Carl Ferdinand Busse (1802-1868) – Rückblick
Ungewöhnliche Orte gab es in der Reihe „A-Z Architekten“ schon viele. Die 1853 eröffnete und nahezu original erhaltene Justizvollzugsanstalt an der Gartenstraße in Münster bot erneut einen außergewöhnlichen Rahmen. Nicht nur als Ort einer bewegten Geschichte, sondern auch als Ort für eine noch zu findende Zukunft. Denn sobald ein moderner Ersatzneubau am Stadtrand von Münster fertiggestellt sein wird, werden das Land NRW als Eigentümer sowie die Stadt zusammen mit der Stadtgesellschaft herausgefordert sein, eine urbane Perspektive für die seit 1984 denkmalgeschützte Strafanstalt samt Quartiersumfeld zu entwickeln. Der BDA Münster-Münsterland versuchte mit dem Abend bereits erste Grundlagen zu ermitteln.
Entsprechend hoch war denn auch das Interesse, mehr über die historische Strafanstalt und ihren Architekten Carl Ferdinand Busse (1802-1868) zu erfahren. In seinem Vortrag stellte der Architekt und Journalist Stefan Rethfeld in der Gefängniskapelle dem Publikum Leben und Werk des preußischen Baubeamten vor, der als enger Mitarbeiter von Karl Friedrich Schinkel (1781-1841) galt. Rund zwanzig Jahre jünger als Schinkel, wurde dieser Busse zum Gönner. Er förderte sein Zeichentalent, beauftragte ihn nach seiner Baumeisterprüfung 1827 mit ersten Gutachten und baute mit ihm die Bauakademie als Ausbildungsstätte aus. Nach Schinkel stand Busse der Bauakademie von 1849 bis 1866 als Direktor vor. Zuvor betreute er ab 1837 sämtliche Landbauten in der Rheinprovinz, der Provinz Westfalen und der Provinz Schlesien.
Auch neue Baugattungen, darunter Post- und Gefängnisbauten, entstanden. Inspiriert durch eine Englandreise 1841 wurde die sternförmige Anstalt in Pentonville im Norden Londons zum Vorbild. Diese wiederum orientierte sich an dem bereits 1829 umgesetzten Gefängnisstern in Philadelphia (USA). Nachdem Busse eine erste modifizierte Gefängnisanlage in Berlin-Moabit umsetzte, sollte die Strafanstalt in Münster zur noch größeren Herausforderung werden – als Stadt vor der Stadt.

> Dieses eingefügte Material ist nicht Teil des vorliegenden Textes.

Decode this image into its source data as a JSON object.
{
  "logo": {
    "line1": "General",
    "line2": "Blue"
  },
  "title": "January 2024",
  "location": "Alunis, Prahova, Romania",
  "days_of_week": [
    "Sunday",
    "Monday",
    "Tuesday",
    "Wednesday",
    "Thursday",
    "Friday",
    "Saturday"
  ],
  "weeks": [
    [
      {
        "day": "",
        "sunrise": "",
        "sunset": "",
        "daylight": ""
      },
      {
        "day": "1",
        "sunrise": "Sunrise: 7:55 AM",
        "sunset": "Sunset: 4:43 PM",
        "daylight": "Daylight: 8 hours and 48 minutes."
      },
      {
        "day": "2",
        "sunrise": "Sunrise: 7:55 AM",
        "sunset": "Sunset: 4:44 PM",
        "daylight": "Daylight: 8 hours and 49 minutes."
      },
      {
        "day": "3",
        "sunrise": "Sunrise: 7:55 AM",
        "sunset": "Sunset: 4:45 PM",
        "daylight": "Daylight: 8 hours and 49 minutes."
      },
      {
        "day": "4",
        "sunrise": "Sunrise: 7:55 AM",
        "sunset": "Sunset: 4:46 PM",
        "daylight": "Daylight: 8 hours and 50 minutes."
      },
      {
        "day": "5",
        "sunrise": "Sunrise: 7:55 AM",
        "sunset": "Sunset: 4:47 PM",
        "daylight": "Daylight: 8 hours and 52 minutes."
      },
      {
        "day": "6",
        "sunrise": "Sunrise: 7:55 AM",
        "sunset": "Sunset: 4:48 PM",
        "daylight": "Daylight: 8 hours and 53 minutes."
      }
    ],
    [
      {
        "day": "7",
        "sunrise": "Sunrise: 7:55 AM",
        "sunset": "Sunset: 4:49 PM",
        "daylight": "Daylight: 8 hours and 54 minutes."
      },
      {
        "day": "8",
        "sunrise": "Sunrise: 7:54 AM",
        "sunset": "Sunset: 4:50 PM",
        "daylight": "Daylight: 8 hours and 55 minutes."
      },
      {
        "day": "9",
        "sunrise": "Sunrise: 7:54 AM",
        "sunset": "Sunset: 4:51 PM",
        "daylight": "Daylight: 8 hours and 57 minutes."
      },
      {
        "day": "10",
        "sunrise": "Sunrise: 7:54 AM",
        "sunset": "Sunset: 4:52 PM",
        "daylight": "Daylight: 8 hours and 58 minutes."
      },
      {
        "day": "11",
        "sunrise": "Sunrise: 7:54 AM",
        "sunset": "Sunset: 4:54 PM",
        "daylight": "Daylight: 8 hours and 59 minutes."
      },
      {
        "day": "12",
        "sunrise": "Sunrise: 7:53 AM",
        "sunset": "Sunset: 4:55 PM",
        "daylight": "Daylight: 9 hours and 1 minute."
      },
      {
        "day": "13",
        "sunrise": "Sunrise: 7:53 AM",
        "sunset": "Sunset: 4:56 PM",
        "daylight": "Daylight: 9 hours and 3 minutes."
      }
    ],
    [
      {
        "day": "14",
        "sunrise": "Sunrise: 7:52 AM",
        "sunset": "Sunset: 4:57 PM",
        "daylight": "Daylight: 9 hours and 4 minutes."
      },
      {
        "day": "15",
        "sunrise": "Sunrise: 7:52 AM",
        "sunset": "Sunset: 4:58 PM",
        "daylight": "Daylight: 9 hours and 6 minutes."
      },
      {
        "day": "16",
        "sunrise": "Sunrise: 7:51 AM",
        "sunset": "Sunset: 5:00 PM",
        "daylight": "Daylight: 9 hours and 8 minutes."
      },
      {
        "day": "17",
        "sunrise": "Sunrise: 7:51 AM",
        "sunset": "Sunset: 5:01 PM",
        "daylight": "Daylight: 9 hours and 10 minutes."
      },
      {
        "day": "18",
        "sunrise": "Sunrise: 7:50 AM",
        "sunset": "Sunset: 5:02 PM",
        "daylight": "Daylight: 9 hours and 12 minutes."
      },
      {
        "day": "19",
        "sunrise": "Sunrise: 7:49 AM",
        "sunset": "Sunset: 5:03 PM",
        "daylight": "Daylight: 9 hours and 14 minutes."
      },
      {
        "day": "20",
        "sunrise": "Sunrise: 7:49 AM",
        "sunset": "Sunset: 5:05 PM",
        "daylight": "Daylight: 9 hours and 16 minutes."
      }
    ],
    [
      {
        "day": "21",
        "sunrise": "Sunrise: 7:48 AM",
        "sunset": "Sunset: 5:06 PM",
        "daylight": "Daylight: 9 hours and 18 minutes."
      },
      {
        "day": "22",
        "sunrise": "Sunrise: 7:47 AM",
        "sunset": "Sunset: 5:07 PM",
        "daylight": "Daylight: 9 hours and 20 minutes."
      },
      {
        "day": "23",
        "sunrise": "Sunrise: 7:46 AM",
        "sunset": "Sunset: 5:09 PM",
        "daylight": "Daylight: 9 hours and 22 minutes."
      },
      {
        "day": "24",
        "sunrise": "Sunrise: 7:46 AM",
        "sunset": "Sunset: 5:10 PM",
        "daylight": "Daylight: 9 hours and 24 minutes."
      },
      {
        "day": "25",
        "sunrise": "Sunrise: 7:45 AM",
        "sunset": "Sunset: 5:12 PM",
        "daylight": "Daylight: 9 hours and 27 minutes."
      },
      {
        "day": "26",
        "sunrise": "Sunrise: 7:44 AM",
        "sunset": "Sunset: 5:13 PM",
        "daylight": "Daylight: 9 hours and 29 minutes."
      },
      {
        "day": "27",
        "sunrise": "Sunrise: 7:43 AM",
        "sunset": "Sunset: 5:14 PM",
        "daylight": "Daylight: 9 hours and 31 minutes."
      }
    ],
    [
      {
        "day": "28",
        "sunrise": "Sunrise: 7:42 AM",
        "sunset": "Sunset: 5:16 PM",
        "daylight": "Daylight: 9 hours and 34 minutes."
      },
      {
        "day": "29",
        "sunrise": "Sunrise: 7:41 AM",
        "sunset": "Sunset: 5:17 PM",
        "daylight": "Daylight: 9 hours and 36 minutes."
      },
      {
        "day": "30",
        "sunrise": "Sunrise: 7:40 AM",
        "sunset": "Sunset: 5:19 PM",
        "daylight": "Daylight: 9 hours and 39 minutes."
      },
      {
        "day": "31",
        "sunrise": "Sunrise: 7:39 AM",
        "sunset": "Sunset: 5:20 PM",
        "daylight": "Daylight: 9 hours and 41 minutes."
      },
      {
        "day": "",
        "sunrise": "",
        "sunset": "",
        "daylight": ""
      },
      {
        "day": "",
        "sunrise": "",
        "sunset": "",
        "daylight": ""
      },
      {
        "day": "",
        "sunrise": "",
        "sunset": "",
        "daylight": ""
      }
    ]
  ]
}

Noch heute lässt sich die damals gefundene burgartige Lösung mit einem Zentralgebäude und fünf sternförmig abstrahlenden Zellentrakten lesen und deuten. Nicht mehr Bestrafung stand im Mittelpunkt, sondern Reform und Resozialisierung. Die Einzelzellen galten seinerzeit als Fortschritt, der mögliche Kontakt zu Wärtern ebenso. Durch Werkstätten und Bildungseinrichtungen sollten Gefangene zudem die Chance zur Wiedereingliederung erhalten. Etwas später zeichnete Carl Ferdinand Busse auch für Kurhäuser verantwortlich, so schuf er 1857 das Badehaus I in Bad Oeynhausen. Im Übergang zwischen Klassizismus und Historismus entwickelte Busse seine Bauten noch als solitäre Zeugen einer Vor-Gründerzeit.
In einer anschließenden von David Kasparek moderierten Gesprächsrunde wurden Potentiale einer Weiterentwicklung erörtert. So betonte Heiner Farwick als langjähriger BDA-Präsident die gesellschaftliche Pflicht zur Umnutzung der JVA in Münster, die zudem ein dankbares Thema für einen Architekturwettbewerb darstellt. Auch Lukas Figgen vom Stadtplanungsamt Münster verstand die Weiterentwicklung des Bestandes als große Chance für ein urbanes Quartier in Altstadtnähe. Diesem konnte sich Dr. Bruno Kretzschmar als LWL-Denkmalpfleger nur anschließen und verwies auf den Pioniergeist vor rund 170 Jahren: Von Schinkel und Busse könne man heute noch lernen – jedenfalls wenn man nach einer lebendigen Lösung sucht. Für die Veranstaltung, die auch im Rahmen der BDA NRW Landesreihe 2022 „21,7 Millionen Gebäude – Umdenken – Umnutzen – Umbauen“ stattfand, dürfte dies eine mehr als passende Formel sein. Der BDA Münster-Münsterland plant im Frühjahr 2023 weitere öffentliche Veranstaltungen zum Thema.